What now? The pandemic has placed debates over standards and other education policies on hold. Attention is focused on safely getting schools reopened and teachers and kids back into classrooms. Standards-based reform is a regulatory approach to school improvement. A new approach is needed once this crisis ends, emphasizing the improvement of curriculum and instruction—the technical core of schooling—through careful experimentation and the development of new materials and methods.

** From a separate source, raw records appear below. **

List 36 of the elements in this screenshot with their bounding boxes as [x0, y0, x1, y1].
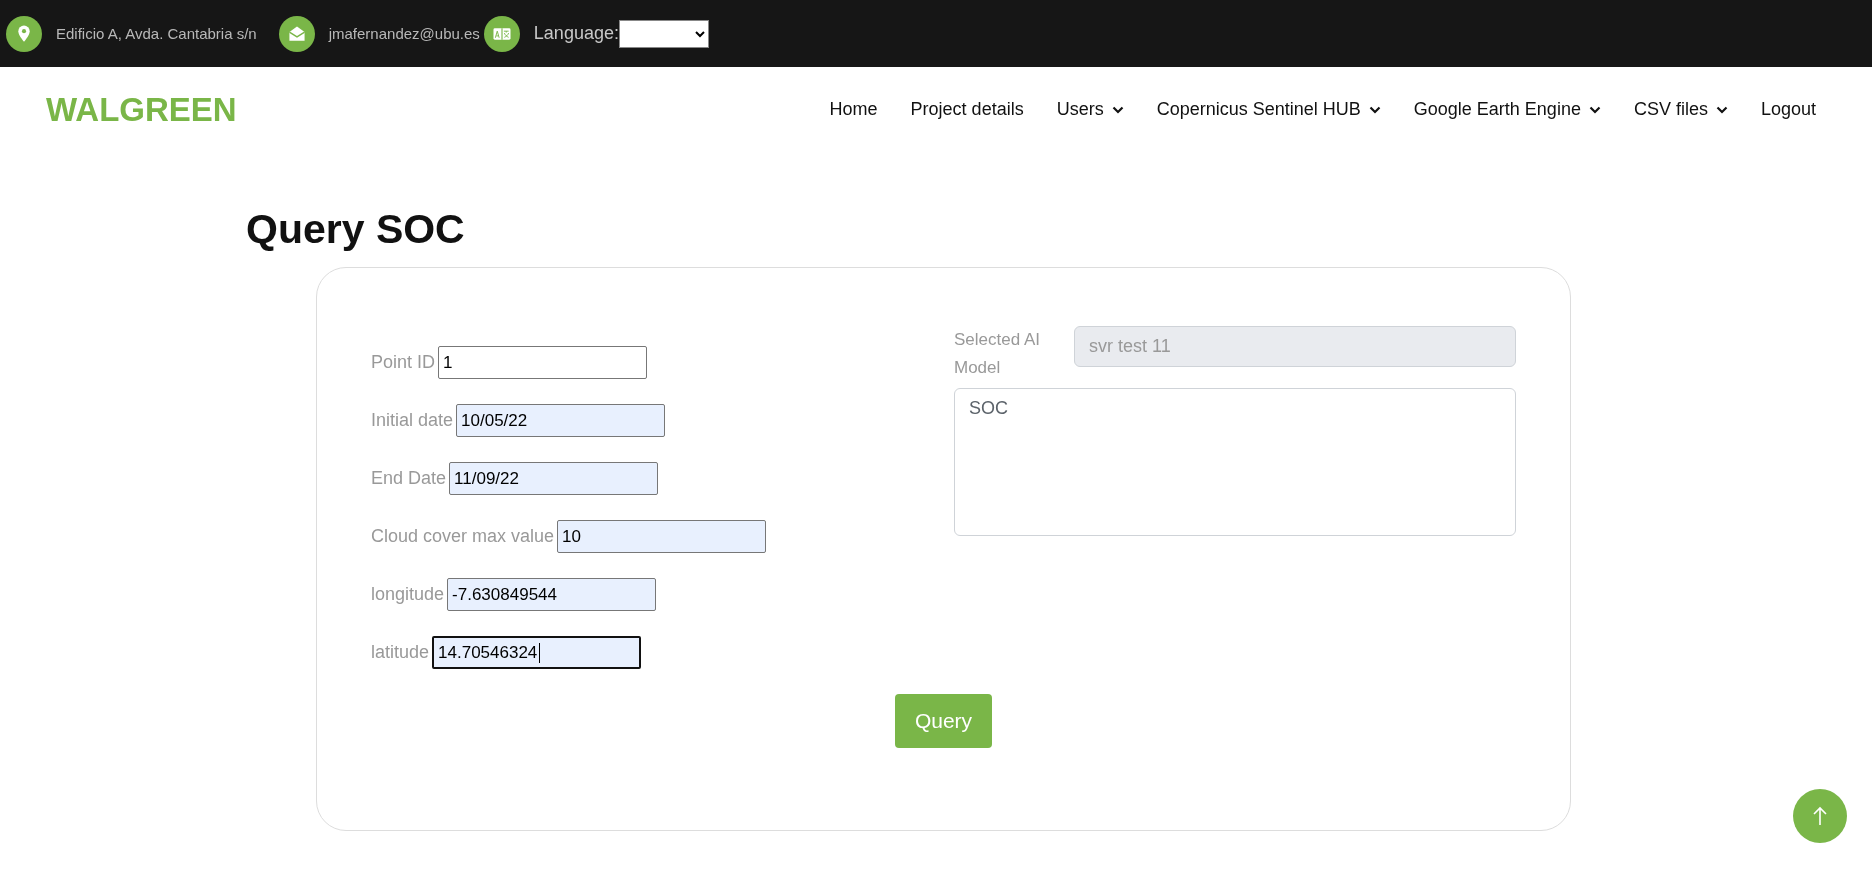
nav-link[interactable]: Copernicus Sentinel HUB: [1156, 99, 1381, 120]
translate-icon: [483, 15, 520, 52]
page-title: Query SOC: [246, 206, 465, 253]
nav-link[interactable]: Home: [829, 99, 878, 120]
chevron-down-icon: [1368, 105, 1381, 114]
nav-link[interactable]: Google Earth Engine: [1413, 99, 1601, 120]
envelope-icon: [278, 15, 315, 52]
input-field[interactable]: 14.70546324: [432, 636, 642, 669]
input-field[interactable]: 1: [438, 346, 648, 379]
text-cursor: [539, 643, 541, 663]
nav-link[interactable]: Project details: [910, 99, 1024, 120]
field-label: longitude: [371, 584, 445, 605]
field-label: End Date: [371, 468, 447, 489]
language-label: Language:: [533, 23, 619, 44]
nav-link[interactable]: Users: [1056, 99, 1124, 120]
nav-link[interactable]: CSV files: [1633, 99, 1728, 120]
input-field[interactable]: 10/05/22: [456, 404, 666, 437]
field-label: Selected AI Model: [954, 329, 1041, 379]
language-select[interactable]: [618, 19, 709, 48]
model-field: svr test 11: [1074, 326, 1516, 367]
input-field[interactable]: 11/09/22: [449, 462, 659, 495]
input-field[interactable]: 10: [557, 520, 767, 553]
chevron-down-icon: [1588, 105, 1601, 114]
address-text: Edificio A, Avda. Cantabria s/n: [56, 25, 257, 42]
chevron-down-icon: [1111, 105, 1124, 114]
chevron-down-icon: [1715, 105, 1728, 114]
nav-link[interactable]: Logout: [1760, 99, 1816, 120]
field-label: Cloud cover max value: [371, 526, 555, 547]
field-label: latitude: [371, 642, 430, 663]
result-textarea[interactable]: SOC: [954, 388, 1516, 536]
field-label: Initial date: [371, 410, 454, 431]
field-label: Point ID: [371, 352, 436, 373]
input-field[interactable]: -7.630849544: [447, 578, 657, 611]
email-text: jmafernandez@ubu.es: [328, 25, 480, 42]
arrow-up-icon: [1812, 806, 1828, 826]
location-pin-icon: [6, 15, 42, 52]
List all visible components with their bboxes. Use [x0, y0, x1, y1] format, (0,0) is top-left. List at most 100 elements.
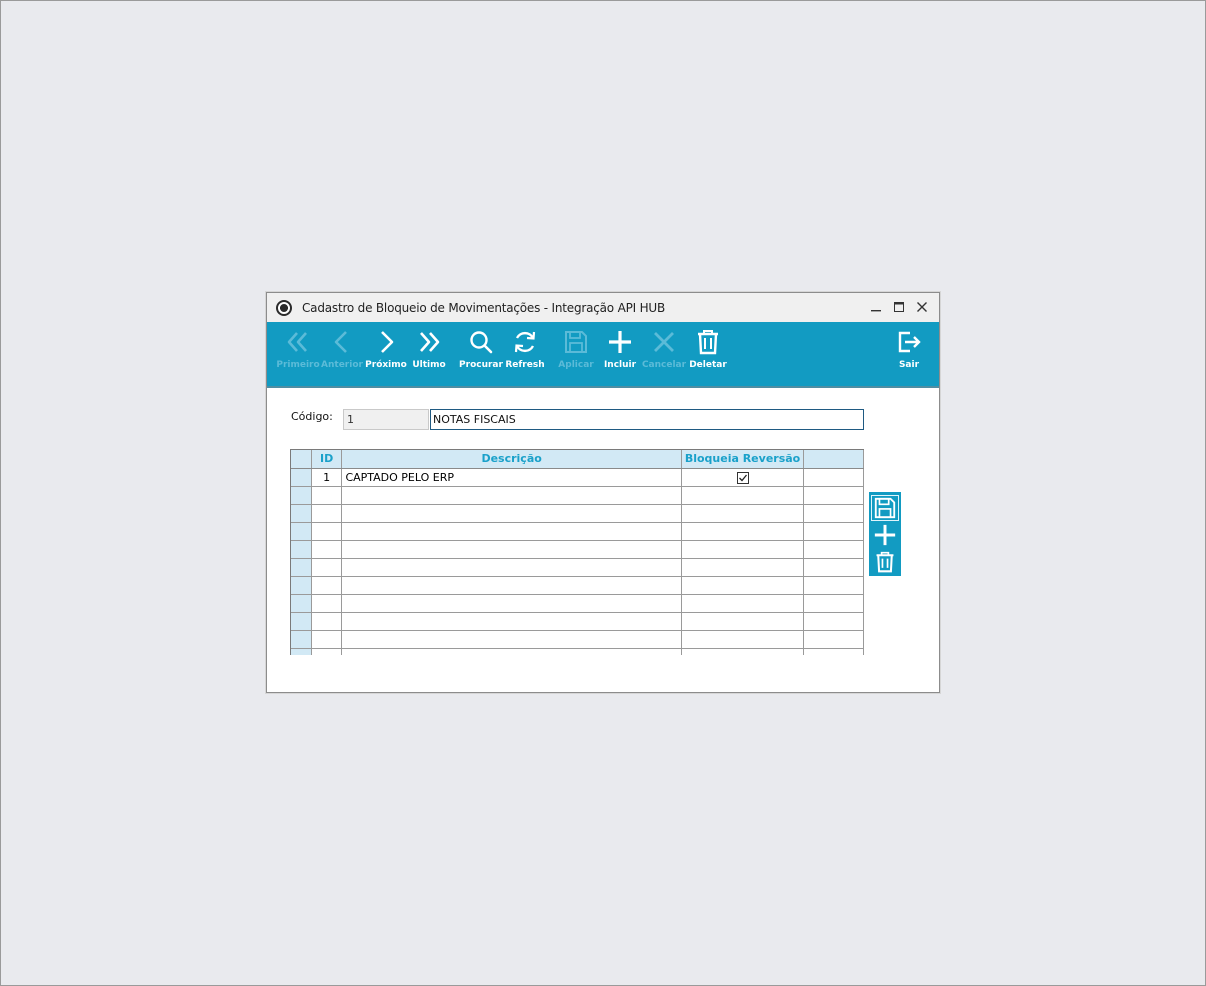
chevron-left-icon: [334, 331, 347, 353]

The history of modern medicine illustrates the revolutionary impact that scientific advancements can have on an entire field of knowledge. In 1900, the life expectancy of a child born in the U.S. was about 50 years. For a child born in 2000, life expectancy is 80 years. Although regulation of the medical profession has increased a lot since 1900, it’s difficult to imagine the quality of today’s life without the countless discoveries of 20th-century medicine, producing effective new tools for treating the sick, and in some cases, completely eradicating diseases that had plagued human beings for centuries.

Replacing Common Core with a different set of standards will solve very little. The United States cannot regulate its way to educational excellence. It’s time to invest resources in improving the basic science of education—including the discovery of new, effective instructional strategies and curricula that boost learning. Scientific discovery, not standards-based regulation, should be the dominant theme of the next era of education reform.